1939’s ‘Gone With the Wind’ Remains the Top-Grossing Movie of All Time

Source: Public Domain / Wikimedia Commons

“Gone With the Wind,” the lavish romantic movie about the Civil War and the years just afterward, based on a best-selling novel, remains the top-grossing movie of all time. On an inflation-adjusted basis, the 1939 film had ticket sales of $1.823 billion, which puts it well ahead of any other ever made, according to Box Office Mojo. Measured on this basis, the current blockbuster, “Avengers: Endgame,” has no chance to catch it, with its domestic ticket sales of about $620 million, as of the latest data.

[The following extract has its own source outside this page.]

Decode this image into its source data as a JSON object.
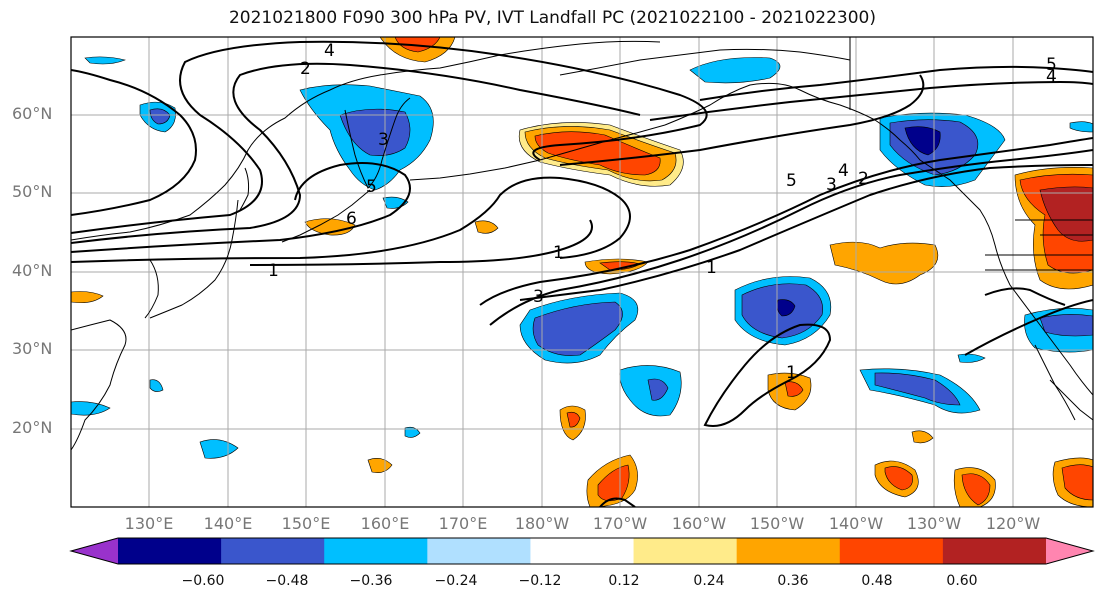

Without an adjustment for inflation, “Gone With the Wind” still posted a remarkable number when it was released, at $201 million. That would put it on par with the first movie in the Toy Story animated film franchise, which was released in 1995. “Gone With the Wind” cost $3.9 million to make. “Toy Story,” however, is not among the 25 top grossing films of all time.

“Gone With the Wind” had several advantages when it was released. The movie was based on a novel of the same name by Margaret Mitchell. Released in 1936, it was the best-selling book in America in 1937 and 1938. Mitchell received the Pulitzer Prize for Fiction for the novel in 1937. It was the only book she ever wrote. More than 30 million copies have been printed since its release.

The other critical advantage “Gone With the Wind” had was that it starred some of the greatest and most famous movie actors of all time. Clark Gable, Vivien Leigh, Leslie Howard and Olivia de Havilland were household names in the late 1930s and 1940s. Gable remains among the most famous actors of all time. His nickname was the “King of Hollywood.”

“Gone With the Wind” also has among its legacies being one of the most awarded movies of all time. It won the Academy Awards for best picture, best director, best actress, best supporting actress and best adapted screenplay. Gable was nominated as best actor but did not win. It is ranked sixth on the American Film Institute’s Greatest American Movies of All Time list. However, it was excluded from at least one list of the 100 best movies of all time.

“Gone With the Wind” has one other major distinction. It was among the longest famous movies ever made, with a running time of three hours and 58 minutes. Coincidentally, “Avengers: Endgame” is also extremely long for a feature film, coming in at three hours and two minutes.

With its inflation-adjusted gross of $1.83 billion, there is a very real chance “Gone With the Wind” will never be eclipsed for the distinction of top-grossing American film ever.